EDIT: looks like this is resolved by a new prebuilt wheel .dev176 so the original issue doesn’t need any further changes, just clearing wheel cache so new nightly is pulled.
Hello!
I’ve been trying to get Nemotron-3-Super running on a dual dgx spark setup and wanted to share what I found since I saw several other posts / comments about the same issue.
Note: I used Claude to help generate the rest of the message with the information that fixed running nemotron-3-super with TP=2 on my dual DGX spark stack.

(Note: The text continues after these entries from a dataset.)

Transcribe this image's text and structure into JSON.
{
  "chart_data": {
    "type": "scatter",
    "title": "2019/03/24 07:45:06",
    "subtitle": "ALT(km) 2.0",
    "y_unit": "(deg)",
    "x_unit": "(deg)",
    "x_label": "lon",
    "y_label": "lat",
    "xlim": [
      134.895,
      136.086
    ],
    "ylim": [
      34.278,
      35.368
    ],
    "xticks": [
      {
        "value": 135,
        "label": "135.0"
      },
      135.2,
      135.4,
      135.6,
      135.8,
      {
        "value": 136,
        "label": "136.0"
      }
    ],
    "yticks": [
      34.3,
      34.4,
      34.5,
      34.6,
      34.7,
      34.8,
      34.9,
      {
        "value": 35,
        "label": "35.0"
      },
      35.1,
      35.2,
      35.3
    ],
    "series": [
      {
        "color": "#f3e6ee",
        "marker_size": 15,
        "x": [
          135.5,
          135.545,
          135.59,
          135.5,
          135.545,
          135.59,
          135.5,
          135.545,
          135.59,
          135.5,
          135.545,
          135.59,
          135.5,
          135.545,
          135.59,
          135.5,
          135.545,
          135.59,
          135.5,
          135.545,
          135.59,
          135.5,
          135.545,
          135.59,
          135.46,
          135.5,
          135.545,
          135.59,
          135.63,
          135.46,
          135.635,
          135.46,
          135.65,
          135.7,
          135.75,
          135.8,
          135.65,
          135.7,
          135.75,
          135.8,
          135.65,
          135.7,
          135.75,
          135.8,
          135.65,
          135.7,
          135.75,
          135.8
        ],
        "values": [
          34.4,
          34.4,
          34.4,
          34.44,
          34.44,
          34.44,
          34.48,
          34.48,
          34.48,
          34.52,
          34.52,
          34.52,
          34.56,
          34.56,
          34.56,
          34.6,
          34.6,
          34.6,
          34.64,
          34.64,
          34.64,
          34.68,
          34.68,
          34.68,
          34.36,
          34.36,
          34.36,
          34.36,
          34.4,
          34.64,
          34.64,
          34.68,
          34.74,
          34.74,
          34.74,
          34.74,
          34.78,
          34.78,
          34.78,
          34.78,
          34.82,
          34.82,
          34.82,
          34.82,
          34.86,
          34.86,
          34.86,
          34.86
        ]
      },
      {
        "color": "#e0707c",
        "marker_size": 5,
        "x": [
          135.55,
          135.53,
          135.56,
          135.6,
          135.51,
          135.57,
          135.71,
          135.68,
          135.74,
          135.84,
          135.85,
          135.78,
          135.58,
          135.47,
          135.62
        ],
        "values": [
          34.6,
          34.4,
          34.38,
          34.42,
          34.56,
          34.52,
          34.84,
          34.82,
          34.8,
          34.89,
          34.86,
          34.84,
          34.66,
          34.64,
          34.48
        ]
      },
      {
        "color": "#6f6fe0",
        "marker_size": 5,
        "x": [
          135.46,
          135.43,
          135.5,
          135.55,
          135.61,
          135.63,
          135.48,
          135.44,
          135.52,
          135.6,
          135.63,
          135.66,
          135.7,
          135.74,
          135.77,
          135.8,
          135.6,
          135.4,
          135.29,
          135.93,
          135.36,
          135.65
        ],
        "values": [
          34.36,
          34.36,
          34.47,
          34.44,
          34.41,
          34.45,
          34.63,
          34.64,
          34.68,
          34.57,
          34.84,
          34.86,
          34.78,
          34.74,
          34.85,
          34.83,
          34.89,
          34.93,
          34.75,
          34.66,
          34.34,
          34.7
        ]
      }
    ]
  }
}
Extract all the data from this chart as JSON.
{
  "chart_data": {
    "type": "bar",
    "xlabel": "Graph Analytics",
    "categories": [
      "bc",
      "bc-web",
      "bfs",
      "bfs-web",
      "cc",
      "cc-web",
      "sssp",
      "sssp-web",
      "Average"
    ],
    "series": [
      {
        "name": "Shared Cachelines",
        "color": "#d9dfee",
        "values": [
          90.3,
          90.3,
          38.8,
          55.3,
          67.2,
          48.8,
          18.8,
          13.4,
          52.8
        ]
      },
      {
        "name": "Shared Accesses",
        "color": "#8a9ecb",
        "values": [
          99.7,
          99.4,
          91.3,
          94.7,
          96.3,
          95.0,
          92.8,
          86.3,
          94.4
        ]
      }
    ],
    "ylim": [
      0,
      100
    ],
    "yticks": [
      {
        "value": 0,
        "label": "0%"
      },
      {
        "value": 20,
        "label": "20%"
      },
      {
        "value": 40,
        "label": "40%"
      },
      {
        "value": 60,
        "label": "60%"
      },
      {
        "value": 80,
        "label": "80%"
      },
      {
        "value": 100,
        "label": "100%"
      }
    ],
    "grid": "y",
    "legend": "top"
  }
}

**TL;DR**: The `_ZN3c1013MessageLoggerC1E` crash that’s been hitting people building with `spark-vllm-docker` is a cu130/cu132 mismatch in the Dockerfile. Two-line fix, PR submitted, and Nemotron Super NVFP4 is now serving at 24 tok/s via vLLM TP=2.
The Setup
- 2x DGX Spark GB10, ConnectX-7 direct connect (200Gbps)
- `spark-vllm-docker` (eugr’s repo) with the `nemotron-3-super-nvfp4` recipe
- vLLM 0.18.1rc1 from the prebuilt wheels
What Was Broken
Building `vllm-node` from the latest main branch and running any recipe gives:
ImportError: vllm/_C.abi3.so: undefined symbol: _ZN3c1013MessageLoggerC1EPKciib
I saw eugr had been trying a few things (cuda 13.2 torch, revert, etc.) and figured I’d dig in to see if I could help since I really wanted the `–moe-backend cutlass` support for Nemotron Super’s LatentMoE architecture.
Root Cause
Demangled the symbol: `c10::MessageLogger::MessageLogger(char const*, int, int, bool)`. That’s a PyTorch core library constructor.
The prebuilt vLLM wheel filename tells you everything: `vllm-0.18.1rc1.dev121+gcd7643015.d20260325.**cu132**`
But the Dockerfile installs PyTorch from:
--index-url /whl/nightly/**cu130**
cu132 wheel + cu130 PyTorch = different `libc10.so` ABI = symbol not found.
The Fix
Change `cu130` → `cu132` on lines 48 and 259 of the Dockerfile. The one catch is that `torchvision` and `torchaudio` don’t publish cu132 aarch64 nightlies, so you have to split the install:
# torch from cu132 (must match the prebuilt vLLM wheel)
uv pip install --prerelease=allow torch --index-url /whl/nightly/cu132 && \
# torchvision/torchaudio: try cu132, fall back to cu130
uv pip install --prerelease=allow torchvision torchaudio triton \
–index-url /whl/nightly/cu132 \
–extra-index-url /whl/nightly/cu130
Results
| Ollama (1 Spark) | vLLM NVFP4 TP=2 (2 Sparks) | |
|---|---|---|
| Quantization | Q4_K_M GGUF | NVFP4 (modelopt_mixed) |
| Generation | 18 tok/s | **24 tok/s** |
| Context | 256K | 262K (1M native) |
| Tool calling | Ollama API | OpenAI API + `–enable-auto-tool-choice` |
The NVFP4 quality is noticeably better than Q4_K_M too — getting cleaner code output with proper docstrings and fewer hallucinations.
Workflow That Helped
For anyone with 2 Sparks — I downloaded the HuggingFace NVFP4 weights (~75 GB) on spark1 only, then copied to spark2 over the CX7 link. rsync did 75 GB in about 2 minutes vs 90+ minutes from HuggingFace on each node. Way better than downloading on both in parallel.
Hope this helps someone else get unstuck. Happy to answer questions about the setup.